The rising gap between developmental needs and available financial resources—including poor revenue collection – has pushed sub-Saharan African governments to consider different options to support their budgets.
One route to raise capital has been the issuing of sovereign bonds on international financial markets. But to do this successfully, governments need a sovereign credit rating from at least one of the three dominant international credit rating agencies. These are Standard & Poor’s (S&P), Moody’s and Fitch. The number of African countries seeking a sovereign credit rating has increased from one in 1994 to 31 in 2018.
There’s been growing dissatisfaction with the three agencies. A number of rated countries on the continent, such as Nigeria, are unhappy, joining a chorus of dissatisfied voices around the world. Their unhappiness stems from the fact that, outside the US and the European Union (EU), the agencies don’t subscribe to any international regime or governance body. This means that their misconduct remains largely unchecked. The international rating agencies have operated unregulated even though the need for them to be regulated has become apparent.
The EU and US provide examples of how it can be done. After the 2008 crisis the EU introduced regulations and several directives to manage the agencies more tightly. In the US, the Dodd-Frank & Consumer Protection Act of 2010 expanded the regulatory power of the Securities and Exchanges Commission to enforce full disclosure about the rating agencies’ methodologies.
The only country in Africa that has comparable laws is South Africa –although there is still very weak to no civil liability of rating agencies. These laws were passed partly to make it easier for European countries and the US to litigate against rating agencies in cases of misinformation, as well as controlling their influence.
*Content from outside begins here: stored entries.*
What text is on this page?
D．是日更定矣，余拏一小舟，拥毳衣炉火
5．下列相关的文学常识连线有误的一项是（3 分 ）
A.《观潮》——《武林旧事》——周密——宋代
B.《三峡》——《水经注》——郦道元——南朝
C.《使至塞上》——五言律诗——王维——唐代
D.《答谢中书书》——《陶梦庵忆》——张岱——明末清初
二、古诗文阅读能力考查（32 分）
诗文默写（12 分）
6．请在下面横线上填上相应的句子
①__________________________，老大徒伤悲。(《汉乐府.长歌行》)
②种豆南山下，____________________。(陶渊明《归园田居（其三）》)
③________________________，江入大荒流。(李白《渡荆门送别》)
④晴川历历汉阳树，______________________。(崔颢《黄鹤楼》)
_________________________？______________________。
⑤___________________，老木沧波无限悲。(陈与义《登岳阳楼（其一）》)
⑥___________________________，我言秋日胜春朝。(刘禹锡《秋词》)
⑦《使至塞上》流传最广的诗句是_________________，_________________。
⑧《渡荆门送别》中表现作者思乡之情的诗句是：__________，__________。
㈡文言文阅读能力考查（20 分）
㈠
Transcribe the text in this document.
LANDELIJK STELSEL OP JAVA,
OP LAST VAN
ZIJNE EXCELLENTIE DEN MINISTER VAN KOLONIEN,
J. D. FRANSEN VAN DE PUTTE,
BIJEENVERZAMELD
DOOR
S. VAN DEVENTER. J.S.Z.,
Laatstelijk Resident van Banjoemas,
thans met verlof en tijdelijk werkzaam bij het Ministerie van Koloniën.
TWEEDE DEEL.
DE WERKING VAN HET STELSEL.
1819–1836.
There are no laws elsewhere in Africa to hold the rating agencies’ operations on the continent to account. And there’s no central coordination of their activities within individual African countries. This is because no single institution is responsible for administering their regulations or managing them. Either the ministry of finance, or sometimes the central bank, works hand in hand with rating agencies and liaises on issues relating to a sovereign’s rating profile. So what can African countries do? The problem is that, as the influence of international rating agencies continues to expand, individual African countries have limited power to act against them. One possibility is that the continent establishes collective and well defined ways to ensure they present a common front to the rating agencies.
In 2015, the Zambian government urged investors to ignore unsolicited credit downgrade from the rating agencies. It challenged the correctness of its rating, which it said hadn’t been discussed with the country’s representatives.
In 2017, Namibia rejected Moody’s decision to downgrade the country’s credit rating to junk status. It said the downgrade was contrary to its generally stable economic outlook.
The government of Nigeria also strongly disagreed with its downgrading. It questioned both the general rating premises as well as the agency’s conclusions. The government believed the economy had successfully emerged from a recession and recorded important improvements across a broad range of sectors.
In 2018, Tanzania criticized Moody’s decision to assign a low credit rating with a negative outlook on the country’s first international credit rating. Tanzania rejected the rating. It argued that it hadn’t been thoroughly consulted.
There are more general complaints too. Judging from the way in which African countries are rated, an argument could be made that rating agencies view the African continent as a homogeneous entity. They appear to consider all African economies as unstable. Only three—Mauritius, Morocco and South Africa—out of 31 rated countries have a rating just above “junk status”. Only one—Botswana—has an A-class rating. Compared to other regions, 87% of African countries are rated “junk status”. That’s compared to approximately 19% in Western Europe, 27% in the Middle East, 38% in Central and Eastern Europe, 54% in Asia Pacific and 55% in Latin America and The Caribbean.
The effect of this is that African countries have to issue sovereign bonds at high discounts, and are subject to higher interest rates.
Another area of contention is that credit rating methodologies consistently over-emphasize political risk in the rating criteria. Political components constitute approximately 50% of the composite rating. Other components such as financial and economic components each contribute to the remaining 50%. While the qualitative factors are judged purely based on the ideology of the credit analysts, their perception towards the political institutions in Africa is generally negative.
The data shows that the rating agencies have downgraded more countries than they have upgraded over the past 24 years. There have been 47 downgrades, compared to only 22 upgrades and 113 negative changes in outlooks; only nine positive changes have been recorded.
African countries should design a collective response mechanism to save the continent from rating abuse. This mechanism can also be used to bring the operations of agencies under control. The aim should be to avoid unfair and exploitative business practices.
One option would be for the African Union to establish a continental regulatory authority. It could govern the cross-border activities of international rating agencies, administer a prudential standard framework and evaluate the accuracy and fairness of ratings assigned to particular countries.